Long before European explorers arrived here, this land was the ancestral home of Native American Indian tribe; they raised their children and crops; hunted the bountiful land, and for the most part, lived in peace.
In 1673, the intrepid French explorers, Father Jacques Marquette and Louis Joliet, made their way down the Mississippi River to a point near present-day St. Louis. Ten years later, after traveling down that same river, René-Robert Cavelier claimed all the land drained by the Mississippi for France; he named it the "Louisiana Territory" in honor of his King, Louis XIV.
Shortly thereafter protective forts, small fur-trading posts and settlements sprang up along the Missouri and Mississippi Rivers; immigrants by the thousands arrived in this "Land of Opportunity" via river barges, and soon black slaves from the deep-south were brought in to work in the mining industry. In 1750, Missouri's first permanent settlement, Ste. Genevieve, was built.
For 50 years control of this land alternated between the Spanish and French, and then, in 1800, when the armies of French ruler Napoleon Bonaparte moved across Europe, pressuring the Spanish Crown into submission, the entire "Louisiana Territory" was returned to France.
Missouri joins the U.S.
In 1803 Napoleon surprisingly sold the entire area to the United States in a transaction named the Louisiana Purchase. The United States doubled in size almost overnight and many new territories were established.
In the new Missouri Territory, settlers from the east arrived in great numbers; they built homesteads and farmed the lands much to the dismay of the already pressured Indians. In a justifiable response the Indians attacked the white men and their uprisings continued until a peace treaty was finally signed in 1815.
In 1818, Missouri requested admittance into the Union as a slave state, but across America (and in Missouri) there were many opposed to slavery, so the Congress reached an agreement called the "Missouri Compromise" that let Missouri enter the Union as a "slave state" as long as Maine entered the Union as a "slave free state." On August 10, 1821, Missouri became the 24th State, and in 1826, Jefferson City the capital.
Slavery was certainly the crisis at the heart of America's Civil War, and in Missouri opposing slavery factions firmly staked their ground; troops were sent to support both the Confederate and Union causes, and eventually neighbors fought neighbors as the tragic war raged on. In the end Missouri witnessed more battles than any other state, next to Tennessee and Virginia.

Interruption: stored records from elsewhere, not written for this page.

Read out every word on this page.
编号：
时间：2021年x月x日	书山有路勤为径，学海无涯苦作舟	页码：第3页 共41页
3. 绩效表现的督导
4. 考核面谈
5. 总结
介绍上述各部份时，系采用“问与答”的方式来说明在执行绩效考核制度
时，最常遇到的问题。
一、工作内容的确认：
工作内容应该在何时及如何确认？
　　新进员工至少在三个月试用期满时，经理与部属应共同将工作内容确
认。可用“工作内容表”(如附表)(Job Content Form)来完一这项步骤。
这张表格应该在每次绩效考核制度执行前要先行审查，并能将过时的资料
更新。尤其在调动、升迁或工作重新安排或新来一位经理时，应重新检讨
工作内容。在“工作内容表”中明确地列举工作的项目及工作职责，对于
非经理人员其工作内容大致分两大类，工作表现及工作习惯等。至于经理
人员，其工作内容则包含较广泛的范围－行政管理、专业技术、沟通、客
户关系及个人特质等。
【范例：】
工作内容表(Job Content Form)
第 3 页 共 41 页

The Civil War ended in 1865 and slavery was abolished in Missouri. Regardless, the spoils of war were devastating as steamboats (the lifelines of commerce growth) in mid-America were destroyed by the hundreds in the war. River traffic never recovered as railroads proved more efficient and economical.
In fact, railroads were the demise of many river towns, but eventually Kansas City and St. Louis became important railroad centers. Economic recovery was slow but steady in Missouri, and even though America's Great Depression proved disastrous for many, World Wars I and II helped to revive (and motivate) its 20th century economy; new industries developed as the state provided war materials for both conflicts.
The Show Me State is surrounded by eight distinct neighbor states: Iowa, Illinois, Kentucky, Tennessee, Arkansas, Oklahoma, Kansas and Nebraska. It doesn't come as a surprise that Missourians consider themselves at once Midwestern and Southern. This versatility is also felt in the state's natural landscape, from the soft hills of the Northern plains to the majestic Ozark Mountains in the South and the countless rivers and lakes sprinkled in between. Missouri is home to over 6000 recorded caves, second only to the state of Tennessee.
A mix of urban and rural culture, Missouri has a sound economy to back it up, ranging from aerospace, transportation equipment and food processing to agriculture products. Missouri cities and suburbs are thriving and families are moving here for the great quality of life and work opportunities. A major transportation center, with two of the nation's three busiest rail centers and two crucial airport cores, Lambert-St. Louis International Airport and Kansas City International Airport, Missouri is well connected with the rest of the country.
St. Louis lies on the banks of the Mississippi River and boasts over 105 parks and host of free major Missouri vacation attractions. Visit the soaring Gateway Arch, St. Louis Zoo, and the Central West End neighborhood. Join the club scene for a night of soulful American Blues. Kansas City on the Missouri River is famous for its beautiful fountains and some of the best barbecue in the land. Both of these cities offer science museums, amusement parks, and an unending supply of family vacation highlights. Springfield boasts the picturesque Ozark Mountains just southeast of the city and the capital of Jefferson City nestles in the center of the state.
Famous Missouri natives such as Samuel Langhorne Clemens (better known as Mark Twain), President Harry Truman, astronomer Edwin Hubble and poet Maya Angelou call Missouri their home.
As the gateway to America's west, modern Missouri is famed for historic river towns (large and small), the Gateway Arch in St. Louis, Lake of the Ozarks recreational area and so much more. Missouri continues to grow, the economy remains strong, and its famous nickname, "The Show Me State" in many ways symbolizes Missourians as the dedicated, determined people that they've proved themselves to be.